The Russian way of war
Which brings us back to the modern Russian army. It is clear from its doctrine that it is the direct follow-on from the Soviet Army. Besides combined arms tactics and a strategy that is based on an imaginary threat from the West, there is also very little leeway given to the junior ranks. This is important as it robs frontline soldiers of flexibility. For instance, in Western armies, if an infantry platoon arrives at the bridgehead that it has been ordered to hold in its written orders, but the commander, a second lieutenant, observes that the target is undefended, he would send a small reconnaissance team to the other side and possibly check to see if the bridge was mined. If all was clear, the unit would cross and take up a position on the other side of the bridge. This would greatly help follow-up units to cross the river or other obstacle.
By contrast, a Russian junior officer or sergeant would wait for orders from higher up the chain of command before acting, thus allowing the enemy to counter-attack and retake the bridge.
But why the looting, murders and rapes? The collective punishment tradition is one likely reason. The Russians appear to be “collectively” punishing Ukrainians for not wanting to join “Mother Russia”. Poor morale and leadership would no doubt be another, and there is another, rather uniquely Russian reason. This is the unique relationship between what is “moral” and what is “legal” and how these ideas are interpreted by Russians versus Westerners.
According to numerous Western sources, such as the US Army Foreign Military Studies analysis, The Russian Way of War and Georgetown University’s study on the Soviet legacy in Russian ethics, Russians think quite differently about “right” and “wrong” than Westerners.

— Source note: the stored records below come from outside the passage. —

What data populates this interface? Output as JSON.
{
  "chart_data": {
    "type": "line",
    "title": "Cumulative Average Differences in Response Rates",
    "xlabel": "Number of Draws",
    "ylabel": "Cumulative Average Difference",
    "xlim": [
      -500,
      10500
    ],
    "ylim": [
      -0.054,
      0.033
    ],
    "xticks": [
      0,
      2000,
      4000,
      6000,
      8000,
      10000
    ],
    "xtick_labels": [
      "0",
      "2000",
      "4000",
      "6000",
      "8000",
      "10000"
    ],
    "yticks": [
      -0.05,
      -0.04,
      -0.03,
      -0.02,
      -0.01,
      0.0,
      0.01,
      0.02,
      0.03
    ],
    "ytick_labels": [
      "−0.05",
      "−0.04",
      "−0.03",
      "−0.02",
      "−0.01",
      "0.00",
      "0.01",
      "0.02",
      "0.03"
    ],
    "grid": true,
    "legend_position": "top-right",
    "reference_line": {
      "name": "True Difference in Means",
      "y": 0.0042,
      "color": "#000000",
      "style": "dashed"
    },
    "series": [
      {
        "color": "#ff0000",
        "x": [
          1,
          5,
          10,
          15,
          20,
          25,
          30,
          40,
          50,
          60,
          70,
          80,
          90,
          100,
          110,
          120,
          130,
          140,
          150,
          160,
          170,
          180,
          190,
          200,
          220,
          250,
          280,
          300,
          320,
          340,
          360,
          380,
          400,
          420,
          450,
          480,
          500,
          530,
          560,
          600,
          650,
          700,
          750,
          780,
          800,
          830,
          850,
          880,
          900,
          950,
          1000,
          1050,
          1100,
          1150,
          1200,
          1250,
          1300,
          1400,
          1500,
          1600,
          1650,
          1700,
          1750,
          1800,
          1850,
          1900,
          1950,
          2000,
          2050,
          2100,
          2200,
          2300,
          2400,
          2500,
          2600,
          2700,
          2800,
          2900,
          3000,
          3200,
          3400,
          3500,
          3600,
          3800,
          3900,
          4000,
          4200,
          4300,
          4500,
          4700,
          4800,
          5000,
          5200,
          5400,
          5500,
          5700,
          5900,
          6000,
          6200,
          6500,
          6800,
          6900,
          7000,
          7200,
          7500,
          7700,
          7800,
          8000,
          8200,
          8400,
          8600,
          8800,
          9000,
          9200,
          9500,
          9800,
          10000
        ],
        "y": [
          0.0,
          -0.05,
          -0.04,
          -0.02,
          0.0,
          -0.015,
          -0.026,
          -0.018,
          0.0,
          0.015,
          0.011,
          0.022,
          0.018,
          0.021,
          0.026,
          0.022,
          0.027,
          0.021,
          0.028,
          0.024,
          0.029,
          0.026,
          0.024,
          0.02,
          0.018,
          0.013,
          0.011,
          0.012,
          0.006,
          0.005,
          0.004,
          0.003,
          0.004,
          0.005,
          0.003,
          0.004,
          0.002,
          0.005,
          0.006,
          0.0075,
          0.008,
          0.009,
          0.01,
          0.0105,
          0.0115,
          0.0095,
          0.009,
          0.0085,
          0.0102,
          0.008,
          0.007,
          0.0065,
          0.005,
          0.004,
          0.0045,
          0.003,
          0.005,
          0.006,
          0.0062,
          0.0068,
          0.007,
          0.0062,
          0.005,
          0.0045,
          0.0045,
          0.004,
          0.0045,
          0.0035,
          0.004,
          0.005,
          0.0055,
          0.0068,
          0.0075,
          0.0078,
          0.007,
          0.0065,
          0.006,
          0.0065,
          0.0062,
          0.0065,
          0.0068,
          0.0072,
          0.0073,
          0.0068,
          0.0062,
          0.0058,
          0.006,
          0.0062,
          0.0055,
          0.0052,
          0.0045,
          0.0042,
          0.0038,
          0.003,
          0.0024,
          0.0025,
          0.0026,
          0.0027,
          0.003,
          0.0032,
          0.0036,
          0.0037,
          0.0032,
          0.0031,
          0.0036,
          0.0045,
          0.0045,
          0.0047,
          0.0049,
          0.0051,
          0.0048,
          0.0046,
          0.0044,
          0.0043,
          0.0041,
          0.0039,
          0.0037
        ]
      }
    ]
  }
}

One well-known element of the Soviet military legacy is corruption in the higher ranks. Everybody in the former East Bloc knows a story or two about the Soviet colonel or similar rank building his dacha (holiday home) using stolen materials and conscript soldiers’ labour, who were simply given orders to fetch and carry bricks, wood or whatever as part of their military service. It should not be surprising that corruption was endemic in Communist societies, because there was no oversight and free media, nor a parliamentary opposition, and therefore no checks and balances.
The authors of the Russian Way of War point out that: “In Russia, whatever is considered ‘morally right’ is usually interpreted to be ‘legally right’”. They give the example of the Crimea, which was transferred from direct Soviet control to Soviet Ukraine by Nikita Khrushchev in 1954. The Russian leadership believes this to be wrong, and therefore their occupation of it was “legal”.
It’s only fair to acknowledge some allegations that Ukrainian soldiers have committed war crimes. In feverish atmosphere of war, it is bound to happen. Some of the Ukrainian top brass served in the Soviet Union’s war in Afghanistan; about a quarter of the troops there were Ukrainian. No doubt Ukrainian Afgantsy learned a thing or two about waging war according to Soviet methods.
However, in the current conflict, the Russians are the aggressors. Given that they have never acknowledged their criminal behaviour, whether in the Civil War, World War II, or their more recent actions in countries like Afghanistan, Chechnya and Syria, it is not surprising to see them failing to face up to their actions yet again in Ukraine.
Had Western scholars, diplomats, students and journalists faced their Soviet counterparts with hard questions about their rapes, looting and plunder in Belgrade, Budapest, Vienna and Berlin, perhaps we would not be hearing about Russian soldiers doing it all over again today.